W pewnym stopniu jestem w stanie zrozumieć sam zamysł inżynierów, którzy po prostu próbowali najprawdopodobniej rozreklamować swoją firmę, co finalnie im się udało. Japoński producent TOTO dotychczas zajmował się produkcją ceramiki sanitarnej, jednakże mam wrażenie, że kilka różnych propozycji rzuconych podczas piątkowego wieczornego spotkania na dobre stworzyło zalążek do zbudowania czegoś, czego jeszcze świat nie widział. Z jednej strony wykorzystanie wszechobecnych pod ręką komponentów jest jak najbardziej słusznym wyborem, jednakże po jakie licho pojawił tam się jeszcze motocykl?

Skoro firma zyskała już spory rozgłos, a ich nazwijmy to dziwny pomysł przez jedną połowę będzie ukochany, a przez drugą znienawidzony, to warto jest obrać jeszcze jakieś dodatkowe stanowisko w spornej kwestii. To sprawi, że zrobi się jeszcze głośniej, a w ostatnim czasie nie ma chyba lepszego tematy niż ekologia, który rozgrzewa do czerwoności nie tylko zmotoryzowanych, ale również wszystkich obywateli bez względu na wiek. Wobec tego władze firmy postanowił stworzyć motocykl-toaletę napędzany za pomocą ludzkich odchodów.

Najważniejsze informacje:

  1. Motocykl z prawdziwym kibelkiem zamiast siedziska – tak wygląda japoński sposób na ekologię.
  2. Firma TOTO, która zajmuje się produkcją ceramiki sanitarnej stworzyła motocykl, który napędzany jest ludzkimi odchodami.
  3. Motocykl-toaleta to nie żart. Testowy egzemplarz przejechał ponad 1000 km po Japonii kończąc swoją wyprawę przy głazie w kształcie kupy nieopodal Nakatsu w Japonii.
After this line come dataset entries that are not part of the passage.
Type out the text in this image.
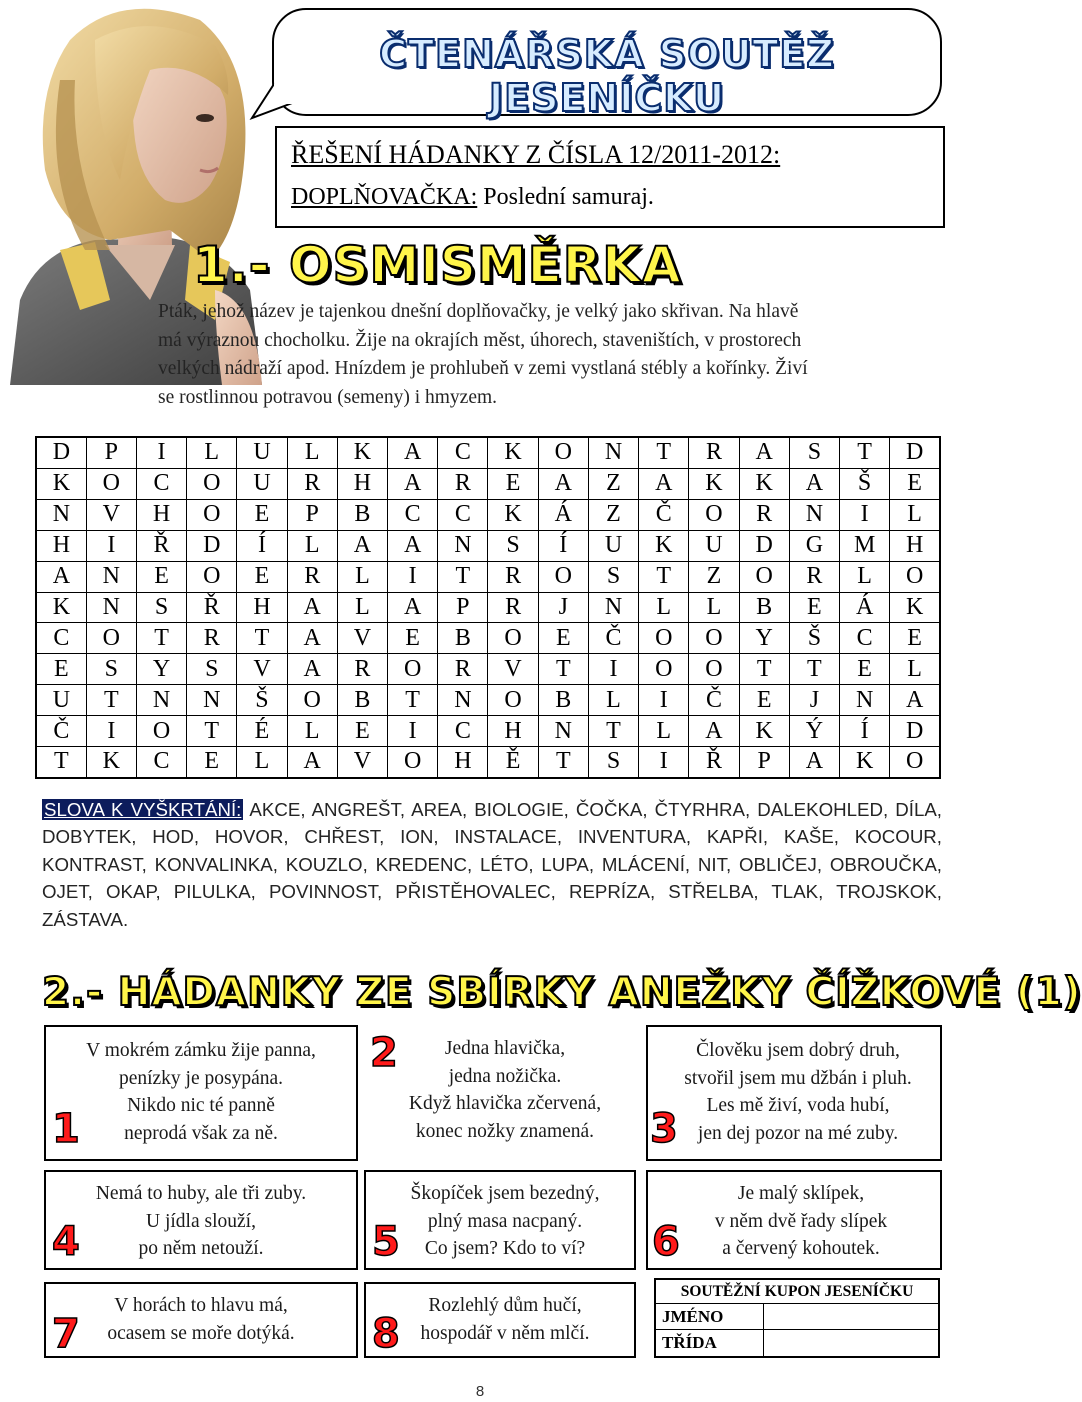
ČTENÁŘSKÁ SOUTĚŽ JESENÍČKU
ŘEŠENÍ HÁDANKY Z ČÍSLA 12/2011-2012:
DOPLŇOVAČKA: Poslední samuraj.
1.- OSMISMĚRKA
Pták, jehož název je tajenkou dnešní doplňovačky, je velký jako skřivan. Na hlavě
má výraznou chocholku. Žije na okrajích měst, úhorech, staveništích, v prostorech
velkých nádraží apod. Hnízdem je prohlubeň v zemi vystlaná stébly a kořínky. Živí
se rostlinnou potravou (semeny) i hmyzem.
D	P	I	L	U	L	K	A	C	K	O	N	T	R	A	S	T	D
K	O	C	O	U	R	H	A	R	E	A	Z	A	K	K	A	Š	E
N	V	H	O	E	P	B	C	C	K	Á	Z	Č	O	R	N	I	L
H	I	Ř	D	Í	L	A	A	N	S	Í	U	K	U	D	G	M	H
A	N	E	O	E	R	L	I	T	R	O	S	T	Z	O	R	L	O
K	N	S	Ř	H	A	L	A	P	R	J	N	L	L	B	E	Á	K
C	O	T	R	T	A	V	E	B	O	E	Č	O	O	Y	Š	C	E
E	S	Y	S	V	A	R	O	R	V	T	I	O	O	T	T	E	L
U	T	N	N	Š	O	B	T	N	O	B	L	I	Č	E	J	N	A
Č	I	O	T	É	L	E	I	C	H	N	T	L	A	K	Ý	Í	D
T	K	C	E	L	A	V	O	H	Ě	T	S	I	Ř	P	A	K	O
SLOVA K VYŠKRTÁNÍ: AKCE, ANGREŠT, AREA, BIOLOGIE, ČOČKA, ČTYRHRA, DALEKOHLED, DÍLA, DOBYTEK, HOD, HOVOR, CHŘEST, ION, INSTALACE, INVENTURA, KAPŘI, KAŠE, KOCOUR, KONTRAST, KONVALINKA, KOUZLO, KREDENC, LÉTO, LUPA, MLÁCENÍ, NIT, OBLIČEJ, OBROUČKA, OJET, OKAP, PILULKA, POVINNOST, PŘISTĚHOVALEC, REPRÍZA, STŘELBA, TLAK, TROJSKOK, ZÁSTAVA.
2.- HÁDANKY ZE SBÍRKY ANEŽKY ČÍŽKOVÉ (1)
V mokrém zámku žije panna,
penízky je posypána.
Nikdo nic té panně
neprodá však za ně.
1
Jedna hlavička,
jedna nožička.
Když hlavička zčervená,
konec nožky znamená.
2	Člověku jsem dobrý druh,
stvořil jsem mu džbán i pluh.
Les mě živí, voda hubí,
jen dej pozor na mé zuby.
3
Nemá to huby, ale tři zuby.
U jídla slouží,
po něm netouží.
4
Škopíček jsem bezedný,
plný masa nacpaný.
Co jsem? Kdo to ví?
5
Je malý sklípek,
v něm dvě řady slípek
a červený kohoutek.
6
V horách to hlavu má,
ocasem se moře dotýká.
7
Rozlehlý dům hučí,
hospodář v něm mlčí.
8
SOUTĚŽNÍ KUPON JESENÍČKU	
JMÉNO	
TŘÍDA	
8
Toto Toilet Neo Bike to nie jest żart:

Przyglądając się szczegółom dotyczącym tego nietypowego motocykla na myśl przychodzą mi słowa mojego taty – “jeżeli coś jest głupie, a działa, to nie jest głupie”. No niby tak, ale jak można wytłumaczyć tak ordynarny montaż kibelka zamiast standardowego siedziska? Rozumiem, że obecnie szukamy nowych alternatyw dla silników spalinowych, ale śmiem twierdzić, że tak dosadne rozwiązanie w Toalet Neo Bike jest co najmniej nie do przyjęcia. Już śpieszę z wyjaśnieniami. Firma TOTO nie jest pionierem w kwestii napędu ludzkimi odchodami, gdyż podobne rozwiązanie w swoim samochodzie zaprezentował już Volkswagen w modelu New Beetle Bio-Bug. Tam jednak sam system, nazwijmy go “paliwowy”, rozwiązany był w zupełnie inny sposób, gdyż produkcja finalnego paliwa, które pochodziło z kupy odbywało się w specjalnej gazowni przy oczyszczalni ścieków, a w przypadku tego motocykla wszystko odbywa się po prostu na ulicy.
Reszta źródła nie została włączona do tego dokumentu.